Seattle Art Museum’s collection of modern sculptures by notables like Tony Smith, Richard Serra and Louise Nevelson is about to get way bigger.
The rich get richer
Former president of Microsoft, Jon Shirley and his wife Kim, trustees at the museum, are donating their 48 works by sculptor Alexander Calder, estimated at $200 million.
Besides the donation of sculptures, the couple is also donating a $10 million endowment and another gift of up to half a million toward Calder research.
In a statement, Shirley tells what gave rise to his interest in Calder’s work.
“From the moment I bought my first work 35 years ago, I treasured the experience of living with Calder and from that point built my collection very intentionally.”
Even if you didn’t collect Calder, you’ve experienced his work if you ever had a hanging crib toy or singing wind chimes. Such household items were knockoffs of the artist's original idea.

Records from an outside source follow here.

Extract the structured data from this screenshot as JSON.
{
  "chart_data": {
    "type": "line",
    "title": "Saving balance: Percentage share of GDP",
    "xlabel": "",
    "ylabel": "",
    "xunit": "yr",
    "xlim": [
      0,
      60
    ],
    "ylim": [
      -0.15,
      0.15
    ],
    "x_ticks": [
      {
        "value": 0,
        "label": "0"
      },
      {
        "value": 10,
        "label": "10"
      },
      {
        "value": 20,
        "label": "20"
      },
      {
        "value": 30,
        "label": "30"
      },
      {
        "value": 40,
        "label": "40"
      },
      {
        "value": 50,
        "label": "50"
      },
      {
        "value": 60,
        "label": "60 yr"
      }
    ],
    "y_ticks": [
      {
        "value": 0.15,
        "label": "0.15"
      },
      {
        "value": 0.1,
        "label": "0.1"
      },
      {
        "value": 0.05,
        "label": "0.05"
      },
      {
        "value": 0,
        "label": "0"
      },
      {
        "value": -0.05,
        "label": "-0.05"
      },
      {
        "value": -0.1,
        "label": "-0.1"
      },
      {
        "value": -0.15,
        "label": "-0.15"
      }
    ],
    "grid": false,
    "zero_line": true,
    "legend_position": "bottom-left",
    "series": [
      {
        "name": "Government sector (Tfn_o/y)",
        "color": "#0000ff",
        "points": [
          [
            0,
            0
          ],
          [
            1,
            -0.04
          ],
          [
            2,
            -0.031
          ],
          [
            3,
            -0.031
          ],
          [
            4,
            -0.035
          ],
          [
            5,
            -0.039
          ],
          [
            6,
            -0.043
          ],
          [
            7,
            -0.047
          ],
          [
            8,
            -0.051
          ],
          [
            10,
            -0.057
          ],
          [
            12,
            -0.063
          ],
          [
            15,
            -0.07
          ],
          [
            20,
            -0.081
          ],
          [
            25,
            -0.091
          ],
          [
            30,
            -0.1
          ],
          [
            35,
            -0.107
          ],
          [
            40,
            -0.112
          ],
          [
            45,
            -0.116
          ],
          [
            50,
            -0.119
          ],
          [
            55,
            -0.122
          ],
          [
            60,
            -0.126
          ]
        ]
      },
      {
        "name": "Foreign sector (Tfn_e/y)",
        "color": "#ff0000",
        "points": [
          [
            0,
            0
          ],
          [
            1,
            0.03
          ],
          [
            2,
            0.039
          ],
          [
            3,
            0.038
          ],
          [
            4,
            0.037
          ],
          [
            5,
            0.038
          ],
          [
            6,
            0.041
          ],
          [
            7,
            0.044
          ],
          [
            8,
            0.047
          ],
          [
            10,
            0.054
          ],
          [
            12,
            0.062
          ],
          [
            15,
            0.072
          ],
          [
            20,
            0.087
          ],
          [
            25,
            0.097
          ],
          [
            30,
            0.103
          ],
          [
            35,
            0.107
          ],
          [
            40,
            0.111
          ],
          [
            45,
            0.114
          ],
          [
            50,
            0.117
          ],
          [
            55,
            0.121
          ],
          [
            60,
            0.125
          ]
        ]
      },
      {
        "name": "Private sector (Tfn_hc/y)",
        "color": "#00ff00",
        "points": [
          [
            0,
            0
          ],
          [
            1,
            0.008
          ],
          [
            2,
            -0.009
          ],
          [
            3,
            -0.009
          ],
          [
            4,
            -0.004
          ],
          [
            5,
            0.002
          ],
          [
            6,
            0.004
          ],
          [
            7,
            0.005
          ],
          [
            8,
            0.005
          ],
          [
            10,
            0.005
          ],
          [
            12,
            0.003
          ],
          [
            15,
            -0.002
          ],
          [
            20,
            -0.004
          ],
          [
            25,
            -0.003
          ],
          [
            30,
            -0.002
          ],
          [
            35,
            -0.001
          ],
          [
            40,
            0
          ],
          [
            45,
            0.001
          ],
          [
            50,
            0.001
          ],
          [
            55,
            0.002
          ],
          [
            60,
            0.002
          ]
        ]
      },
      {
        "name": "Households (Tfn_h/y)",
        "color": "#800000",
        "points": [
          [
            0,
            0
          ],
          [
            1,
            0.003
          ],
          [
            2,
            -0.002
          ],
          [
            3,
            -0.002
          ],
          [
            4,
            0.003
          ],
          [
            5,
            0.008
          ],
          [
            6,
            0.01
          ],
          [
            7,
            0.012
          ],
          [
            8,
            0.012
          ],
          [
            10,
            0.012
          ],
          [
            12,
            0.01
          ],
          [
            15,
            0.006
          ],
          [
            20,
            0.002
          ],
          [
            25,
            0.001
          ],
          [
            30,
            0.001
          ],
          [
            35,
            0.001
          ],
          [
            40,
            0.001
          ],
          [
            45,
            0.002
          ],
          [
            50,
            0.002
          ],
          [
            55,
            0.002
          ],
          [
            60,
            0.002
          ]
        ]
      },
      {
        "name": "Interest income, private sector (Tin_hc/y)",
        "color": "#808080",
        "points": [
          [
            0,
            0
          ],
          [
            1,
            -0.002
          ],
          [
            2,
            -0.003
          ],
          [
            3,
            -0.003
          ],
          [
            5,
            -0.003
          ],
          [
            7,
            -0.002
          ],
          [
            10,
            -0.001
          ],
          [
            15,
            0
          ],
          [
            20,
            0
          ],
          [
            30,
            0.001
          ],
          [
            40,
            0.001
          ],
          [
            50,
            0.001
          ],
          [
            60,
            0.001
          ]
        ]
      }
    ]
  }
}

And Calder first got his idea from watching fellow abstract artist Piet Mondrian paint squares. The sculptor thought the squares would look better if they moved around.
Calder was trained as a mechanical engineer and knew how to design metal shapes to move with the surrounding air. But even his static sculptures, called stabiles, suggest movement. Amoebic in shape, they seem to float.
Dazzling Albert Einstein
Maybe that’s why Albert Einstein saw Calder's "A Universe'' – a sculpture of moving spheres – reportedly stood transfixed before it for 40 minutes.
But the sculptor refused to call his creations art. He preferred the word "objects.'' That way, he said, he never had to defend it to those who didn't think it art.
The artist produced some 16,000 works, from sketches to monumental sculptures. By that count, he created a work a day for nearly 50 years.
Not that Calder kept to his studio. He was politically active and ended up on Nixon's enemy list for marching in Washington against the Vietnam War with his wife, Louisa James.
But the artist’s sculptures remain his claim to fame.
One of his works owned by the city of Grand Rapids, Michigan, became a city symbol.
And like all of his work, the one in Grand Rapids is abstract. This, even though he came from a family – mother, father, grandfather – who worked figuratively. His grandfather made the 37-foot-high statue of William Penn on top of City Hall in Philadelphia.
Why was abstraction his chosen style? According to his sister in the biography “Three Alexander Calders,” their parents and their artist friends were given to sketch nudes that hung in the family living room. “Sandy” was embarrassed as a teen when peers tittered at the nudes.
The donation of 48 Calder abstractions to the Seattle Art Museum will join a work he created in 1971 called “Eagle,” purchased by the institution with the help of Shirley and his first wife Mary in 2000.